Les enregistrements de Huygens montrent une libération de méthane faisant suite au contact avec le sol (ci dessous, document ESA).
L'analyse spectrale de la surface (ci-dessous) montre la présence d'azote, de méthane et un dégagement d'Argon. Des hydrocarbures ont aussi été identifiés mais la présence de benzène (C6H6) ne serait, d'après plusieurs spécialistes, qu'une contamination d'origine terrestre. (crédit ESA/NASA/ASI/PPARC/SSP team)
Remarque: l'attitude discutable de l'ESA
La plupart de mes illustrations sont fournies par la NASA et le JPL. L'ESA est aussi partenaire de Huygens, mais contrairement à la NASA, l'ESA considère qu'elle possède des droits d'auteurs sur les vues réalisées par la sonde ou reconstruites dans ses laboratoires.

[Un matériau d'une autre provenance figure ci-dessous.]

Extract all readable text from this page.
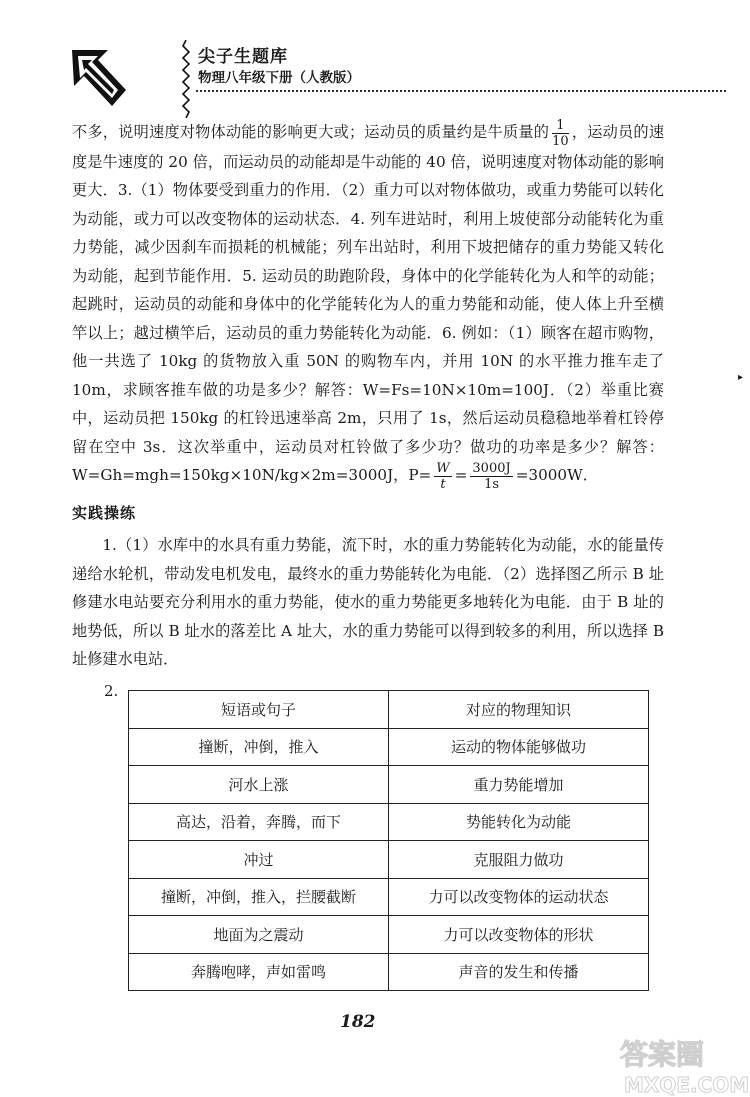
尖子生题库
物理八年级下册（人教版）

不多，说明速度对物体动能的影响更大或；运动员的质量约是牛质量的 $\frac{1}{10}$ ，运动员的速度是牛速度的 20 倍，而运动员的动能却是牛动能的 40 倍，说明速度对物体动能的影响更大．3.（1）物体要受到重力的作用．（2）重力可以对物体做功，或重力势能可以转化为动能，或力可以改变物体的运动状态．4. 列车进站时，利用上坡使部分动能转化为重力势能，减少因刹车而损耗的机械能；列车出站时，利用下坡把储存的重力势能又转化为动能，起到节能作用．5. 运动员的助跑阶段，身体中的化学能转化为人和竿的动能；起跳时，运动员的动能和身体中的化学能转化为人的重力势能和动能，使人体上升至横竿以上；越过横竿后，运动员的重力势能转化为动能．6. 例如：（1）顾客在超市购物，他一共选了 10kg 的货物放入重 50N 的购物车内，并用 10N 的水平推力推车走了 10m，求顾客推车做的功是多少？解答：W=Fs=10N×10m=100J．（2）举重比赛中，运动员把 150kg 的杠铃迅速举高 2m，只用了 1s，然后运动员稳稳地举着杠铃停留在空中 3s．这次举重中，运动员对杠铃做了多少功？做功的功率是多少？解答：W=Gh=mgh=150kg×10N/kg×2m=3000J，$P= \frac{W}{t} = \frac{3000J}{1s} =3000W$．

实践操练

1.（1）水库中的水具有重力势能，流下时，水的重力势能转化为动能，水的能量传递给水轮机，带动发电机发电，最终水的重力势能转化为电能．（2）选择图乙所示 B 址修建水电站要充分利用水的重力势能，使水的重力势能更多地转化为电能．由于 B 址的地势低，所以 B 址水的落差比 A 址大，水的重力势能可以得到较多的利用，所以选择 B 址修建水电站．

2.
短语或句子	对应的物理知识
撞断，冲倒，推入	运动的物体能够做功
河水上涨	重力势能增加
高达，沿着，奔腾，而下	势能转化为动能
冲过	克服阻力做功
撞断，冲倒，推入，拦腰截断	力可以改变物体的运动状态
地面为之震动	力可以改变物体的形状
奔腾咆哮，声如雷鸣	声音的发生和传播
182
答案圈
MXQE.COM
▸
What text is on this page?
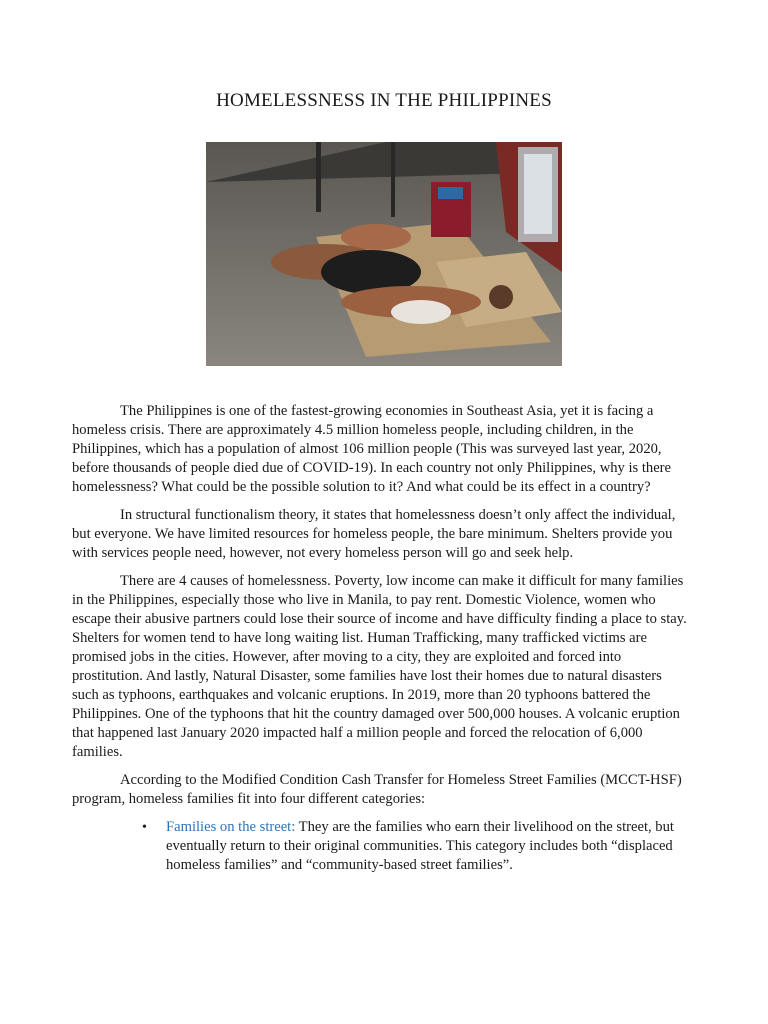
HOMELESSNESS IN THE PHILIPPINES

The Philippines is one of the fastest-growing economies in Southeast Asia, yet it is facing a homeless crisis. There are approximately 4.5 million homeless people, including children, in the Philippines, which has a population of almost 106 million people (This was surveyed last year, 2020, before thousands of people died due of COVID-19). In each country not only Philippines, why is there homelessness? What could be the possible solution to it? And what could be its effect in a country?

In structural functionalism theory, it states that homelessness doesn’t only affect the individual, but everyone. We have limited resources for homeless people, the bare minimum. Shelters provide you with services people need, however, not every homeless person will go and seek help.

There are 4 causes of homelessness. Poverty, low income can make it difficult for many families in the Philippines, especially those who live in Manila, to pay rent. Domestic Violence, women who escape their abusive partners could lose their source of income and have difficulty finding a place to stay. Shelters for women tend to have long waiting list. Human Trafficking, many trafficked victims are promised jobs in the cities. However, after moving to a city, they are exploited and forced into prostitution. And lastly, Natural Disaster, some families have lost their homes due to natural disasters such as typhoons, earthquakes and volcanic eruptions. In 2019, more than 20 typhoons battered the Philippines. One of the typhoons that hit the country damaged over 500,000 houses. A volcanic eruption that happened last January 2020 impacted half a million people and forced the relocation of 6,000 families.

According to the Modified Condition Cash Transfer for Homeless Street Families (MCCT-HSF) program, homeless families fit into four different categories:

• Families on the street: They are the families who earn their livelihood on the street, but eventually return to their original communities. This category includes both “displaced homeless families” and “community-based street families”.
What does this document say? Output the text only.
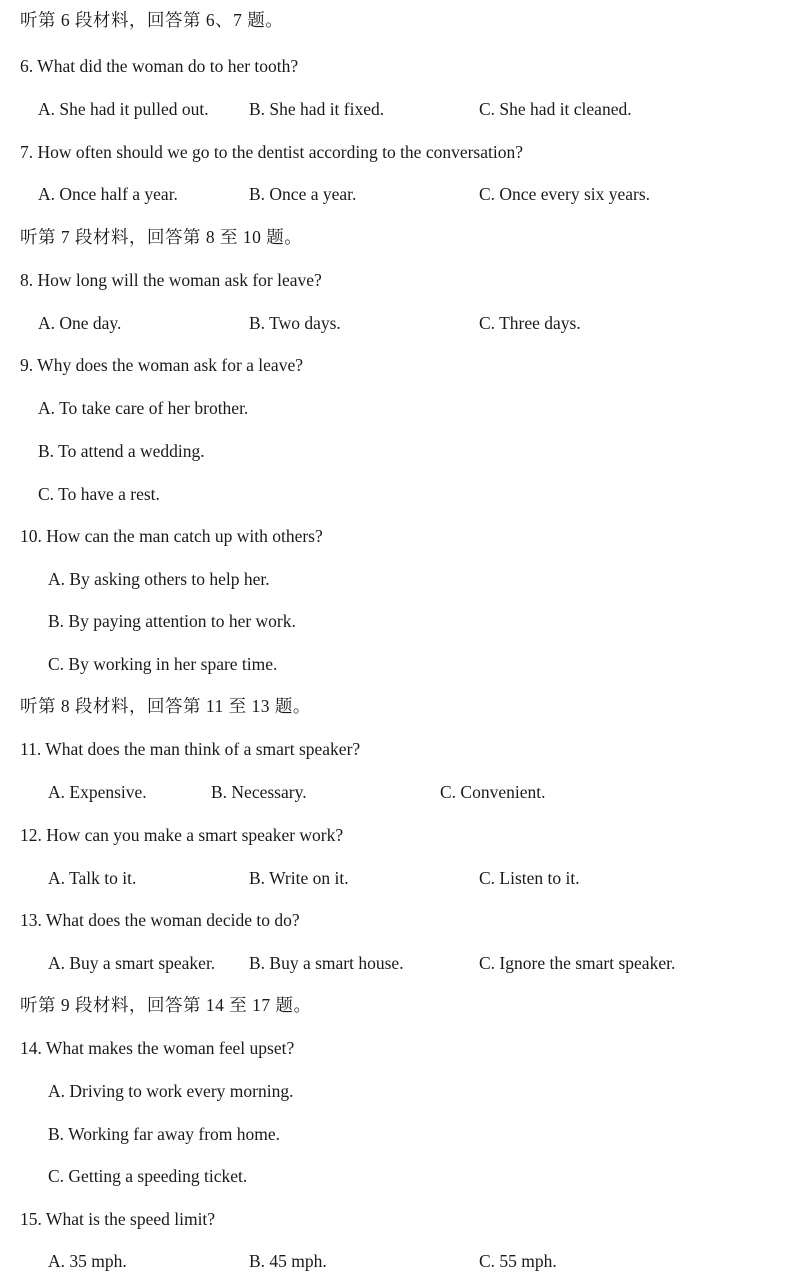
听第 6 段材料，回答第 6、7 题。
6. What did the woman do to her tooth?
A. She had it pulled out. B. She had it fixed.	C. She had it cleaned.
7. How often should we go to the dentist according to the conversation?
A. Once half a year.	B. Once a year.	C. Once every six years.
听第 7 段材料，回答第 8 至 10 题。
8. How long will the woman ask for leave?
A. One day.	B. Two days.	C. Three days.
9. Why does the woman ask for a leave?
A. To take care of her brother.
B. To attend a wedding.
C. To have a rest.
10. How can the man catch up with others?
A. By asking others to help her.
B. By paying attention to her work.
C. By working in her spare time.
听第 8 段材料，回答第 11 至 13 题。
11. What does the man think of a smart speaker?
A. Expensive.	B. Necessary.	C. Convenient.
12. How can you make a smart speaker work?
A. Talk to it.	B. Write on it.	C. Listen to it.
13. What does the woman decide to do?
A. Buy a smart speaker. B. Buy a smart house.	C. Ignore the smart speaker.
听第 9 段材料，回答第 14 至 17 题。
14. What makes the woman feel upset?
A. Driving to work every morning.
B. Working far away from home.
C. Getting a speeding ticket.
15. What is the speed limit?
A. 35 mph.	B. 45 mph.	C. 55 mph.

C'est clairement indiqué, entre autres, dans un CD-ROM fourni avec un n° de la revue "Ciel et Espace". Il ne m'est donc pas possible de publier des vues de l'ESA.
Il est scandaleux que certains fonctionnaires de cette agence oublient qui sont ceux qui payent, via leurs impôts, et leurs salaires et les missions spatiales. L'information, les vues et les photos obtenues, avec mentions des équipes qui les ont réalisées, doivent être libres et gratuites. Faute de quoi l'ESA, qui a déjà "raté" la descente de Huygens (en s'offusquant des réalisations d'amateurs talentueux et bénévoles alors que leurs ingés maison refusaient de publier sur le net en temps réel...) restera ce qu'elle est: une agence de seconde zone, paralysée par une bureaucratie envahissante et d'une inefficacité pathétique.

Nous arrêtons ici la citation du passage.